O trabalho do cientista muitas vezes requer mais do que 40 horas semanais, logo sacrifícios são necessários. É crucial manter o equilíbrio com a vida pessoal, mas isso nem sempre é fácil. A barra pesa especialmente na pós-graduação, uma fase crítica da carreira na qual temos que observar a Regra das Dez Mil Horas.

Não reclame da vida, pois há muitos e muitos anos, quando eu comecei nessa brincadeira, as condições para fazer ciência no Brasil eram ainda piores. De qualquer forma, mesmo em tempos de crise, aqui ainda damos muito mais vagas e bolsas para aspirantes a cientista do que no Primeiro Mundo. Nos países líderes da ciência mundial, a visão é dar muitos recursos para poucas pessoas, focando apenas nos melhores. No Brasil, a visão é oposta: dar poucos recursos para muita gente. A diluição acaba sendo tanta, que a verba de projetos individuais quase não dá para nada na maioria das áreas. E a verba dos projetões temáticos parece enorme, mas acaba diluída entre dezenas de participantes.

Por fim, invista também em cursos de inglês. Dominar a lingua franca do nosso tempo é fundamental, já que 90% dos trabalhos científicos são publicados nesse idioma. Você precisa também buscar fluência oral, para conversar com colegas estrangeiros em conferências.

Misturar política e religião com ciência não dá certo

Você pode ter opiniões pessoais sobre assuntos variados e manter quaisquer crenças de natureza política ou religiosa na esfera pessoal, além de seguir as leis do seu país e o código de ética do seu ramo profissional. Mas não misture as suas visões políticas ou religiosas com a sua prática científica, pois isso sempre resulta em má ciência.

Além disso, busque sempre a melhor resposta para cada pergunta, independente do resultado final.
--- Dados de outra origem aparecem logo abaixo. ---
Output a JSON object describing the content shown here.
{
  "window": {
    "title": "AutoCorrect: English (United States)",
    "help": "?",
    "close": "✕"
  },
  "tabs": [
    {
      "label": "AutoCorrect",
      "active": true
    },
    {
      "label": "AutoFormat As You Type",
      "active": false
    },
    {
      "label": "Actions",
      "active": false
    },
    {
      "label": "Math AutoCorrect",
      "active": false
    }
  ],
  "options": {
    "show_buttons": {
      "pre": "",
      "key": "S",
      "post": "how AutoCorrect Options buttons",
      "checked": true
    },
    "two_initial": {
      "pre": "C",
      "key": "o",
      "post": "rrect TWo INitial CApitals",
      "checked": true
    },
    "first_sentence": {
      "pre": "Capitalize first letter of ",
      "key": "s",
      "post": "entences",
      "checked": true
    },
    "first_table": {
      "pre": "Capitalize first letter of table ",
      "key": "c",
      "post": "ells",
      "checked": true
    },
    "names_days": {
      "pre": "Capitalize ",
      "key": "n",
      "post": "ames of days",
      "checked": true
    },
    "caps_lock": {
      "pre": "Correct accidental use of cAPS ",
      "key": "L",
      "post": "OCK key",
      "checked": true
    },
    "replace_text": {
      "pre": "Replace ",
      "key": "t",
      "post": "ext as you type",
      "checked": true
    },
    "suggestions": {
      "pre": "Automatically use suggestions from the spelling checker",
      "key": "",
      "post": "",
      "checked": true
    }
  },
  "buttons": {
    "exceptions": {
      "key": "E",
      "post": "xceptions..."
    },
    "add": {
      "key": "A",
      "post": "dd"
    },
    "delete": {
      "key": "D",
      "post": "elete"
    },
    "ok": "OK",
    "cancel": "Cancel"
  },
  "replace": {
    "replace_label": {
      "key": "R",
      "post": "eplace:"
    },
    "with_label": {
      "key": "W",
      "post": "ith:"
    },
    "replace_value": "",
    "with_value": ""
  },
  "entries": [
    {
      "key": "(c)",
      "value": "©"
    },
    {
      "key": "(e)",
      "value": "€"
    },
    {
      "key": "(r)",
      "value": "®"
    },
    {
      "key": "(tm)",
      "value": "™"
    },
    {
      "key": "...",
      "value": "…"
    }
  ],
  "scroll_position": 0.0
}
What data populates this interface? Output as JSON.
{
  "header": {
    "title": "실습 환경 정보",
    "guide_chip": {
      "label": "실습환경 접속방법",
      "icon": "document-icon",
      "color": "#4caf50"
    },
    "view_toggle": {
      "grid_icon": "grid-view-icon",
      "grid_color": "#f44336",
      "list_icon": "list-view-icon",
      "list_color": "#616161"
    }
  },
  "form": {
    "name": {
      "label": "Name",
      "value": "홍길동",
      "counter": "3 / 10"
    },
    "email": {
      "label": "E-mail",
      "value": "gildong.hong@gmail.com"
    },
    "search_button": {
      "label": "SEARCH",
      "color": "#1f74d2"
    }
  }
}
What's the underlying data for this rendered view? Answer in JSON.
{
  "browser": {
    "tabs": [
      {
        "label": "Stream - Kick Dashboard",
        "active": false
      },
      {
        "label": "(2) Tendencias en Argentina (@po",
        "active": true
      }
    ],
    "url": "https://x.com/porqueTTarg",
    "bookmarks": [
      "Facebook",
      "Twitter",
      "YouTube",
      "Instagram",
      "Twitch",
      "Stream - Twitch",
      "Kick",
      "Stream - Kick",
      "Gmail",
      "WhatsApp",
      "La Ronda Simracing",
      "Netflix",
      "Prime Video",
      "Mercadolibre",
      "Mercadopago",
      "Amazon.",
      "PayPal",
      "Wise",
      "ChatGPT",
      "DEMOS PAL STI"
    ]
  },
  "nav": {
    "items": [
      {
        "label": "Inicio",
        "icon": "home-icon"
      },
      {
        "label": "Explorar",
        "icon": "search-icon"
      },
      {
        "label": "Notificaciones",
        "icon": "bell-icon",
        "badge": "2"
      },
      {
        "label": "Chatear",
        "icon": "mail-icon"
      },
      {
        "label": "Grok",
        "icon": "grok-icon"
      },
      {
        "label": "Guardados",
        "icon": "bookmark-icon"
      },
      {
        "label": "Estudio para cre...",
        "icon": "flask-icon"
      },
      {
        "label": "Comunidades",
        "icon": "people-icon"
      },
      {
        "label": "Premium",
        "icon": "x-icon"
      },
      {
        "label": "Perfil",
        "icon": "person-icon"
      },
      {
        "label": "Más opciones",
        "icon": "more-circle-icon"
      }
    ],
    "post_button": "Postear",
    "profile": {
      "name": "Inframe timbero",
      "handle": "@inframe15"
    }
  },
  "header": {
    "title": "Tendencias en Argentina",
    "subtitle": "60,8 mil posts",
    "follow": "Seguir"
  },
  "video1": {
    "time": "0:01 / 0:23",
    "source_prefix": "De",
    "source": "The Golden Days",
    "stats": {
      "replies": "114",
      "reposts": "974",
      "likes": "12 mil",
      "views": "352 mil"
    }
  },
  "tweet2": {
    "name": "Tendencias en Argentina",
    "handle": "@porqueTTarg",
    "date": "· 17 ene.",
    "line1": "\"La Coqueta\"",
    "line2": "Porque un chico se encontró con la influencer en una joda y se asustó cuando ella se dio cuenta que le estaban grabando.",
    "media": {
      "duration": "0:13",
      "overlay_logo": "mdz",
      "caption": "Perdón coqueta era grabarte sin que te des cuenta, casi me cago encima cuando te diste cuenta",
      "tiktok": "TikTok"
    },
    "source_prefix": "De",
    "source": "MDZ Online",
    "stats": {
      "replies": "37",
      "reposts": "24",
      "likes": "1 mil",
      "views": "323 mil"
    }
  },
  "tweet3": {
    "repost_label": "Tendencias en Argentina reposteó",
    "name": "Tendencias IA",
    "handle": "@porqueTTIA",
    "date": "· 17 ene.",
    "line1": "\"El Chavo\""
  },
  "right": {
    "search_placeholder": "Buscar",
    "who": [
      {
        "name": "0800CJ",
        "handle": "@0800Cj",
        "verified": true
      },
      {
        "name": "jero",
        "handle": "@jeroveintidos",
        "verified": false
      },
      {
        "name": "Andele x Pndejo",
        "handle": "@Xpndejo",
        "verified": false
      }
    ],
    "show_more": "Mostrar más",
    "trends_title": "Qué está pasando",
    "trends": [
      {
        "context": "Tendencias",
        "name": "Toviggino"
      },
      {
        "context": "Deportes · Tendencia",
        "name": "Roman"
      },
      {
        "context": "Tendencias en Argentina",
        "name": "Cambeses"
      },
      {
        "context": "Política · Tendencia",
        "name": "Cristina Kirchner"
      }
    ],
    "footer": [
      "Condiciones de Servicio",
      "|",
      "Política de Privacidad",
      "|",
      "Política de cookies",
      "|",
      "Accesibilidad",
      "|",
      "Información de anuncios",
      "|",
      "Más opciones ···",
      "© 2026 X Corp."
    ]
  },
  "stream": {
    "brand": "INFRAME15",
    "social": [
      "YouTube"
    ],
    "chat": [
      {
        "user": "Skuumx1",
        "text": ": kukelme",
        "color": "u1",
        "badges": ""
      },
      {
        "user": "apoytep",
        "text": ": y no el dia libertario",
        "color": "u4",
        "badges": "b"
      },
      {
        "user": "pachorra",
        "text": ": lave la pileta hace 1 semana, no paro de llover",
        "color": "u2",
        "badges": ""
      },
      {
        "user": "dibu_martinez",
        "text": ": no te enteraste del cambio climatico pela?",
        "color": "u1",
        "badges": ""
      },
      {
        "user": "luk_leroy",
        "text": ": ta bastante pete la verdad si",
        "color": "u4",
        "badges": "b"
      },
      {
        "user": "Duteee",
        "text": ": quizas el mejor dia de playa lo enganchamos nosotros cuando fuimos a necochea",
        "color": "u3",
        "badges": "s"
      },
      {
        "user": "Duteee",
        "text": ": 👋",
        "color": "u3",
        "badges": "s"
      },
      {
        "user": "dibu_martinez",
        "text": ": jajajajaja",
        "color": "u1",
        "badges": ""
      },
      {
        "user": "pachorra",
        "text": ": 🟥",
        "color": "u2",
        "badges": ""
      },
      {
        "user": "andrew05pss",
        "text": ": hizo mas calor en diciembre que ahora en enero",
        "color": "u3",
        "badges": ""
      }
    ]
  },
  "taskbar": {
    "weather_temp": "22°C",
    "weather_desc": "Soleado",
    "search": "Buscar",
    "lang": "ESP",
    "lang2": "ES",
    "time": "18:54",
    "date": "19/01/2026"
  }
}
Às vezes a melhor resposta não é agradável e vai deixar alguém chateado com você.

Leia muito, mas selecione cuidadosamente a literatura

Escolha apenas os melhores livros e artigos, pois a literatura científica é gigantesca e você não terá tempo durante a sua vida para ler todos os trabalhos que saíram na sua área (na verdade, você nem terá acesso a todos). Além disso, a literatura está cheia de baboseira, então não perca tempo com trabalhos mal-feitos, irrelevantes ou pseudo-científicos (veja um outro artigo sobre a escolha da literatura).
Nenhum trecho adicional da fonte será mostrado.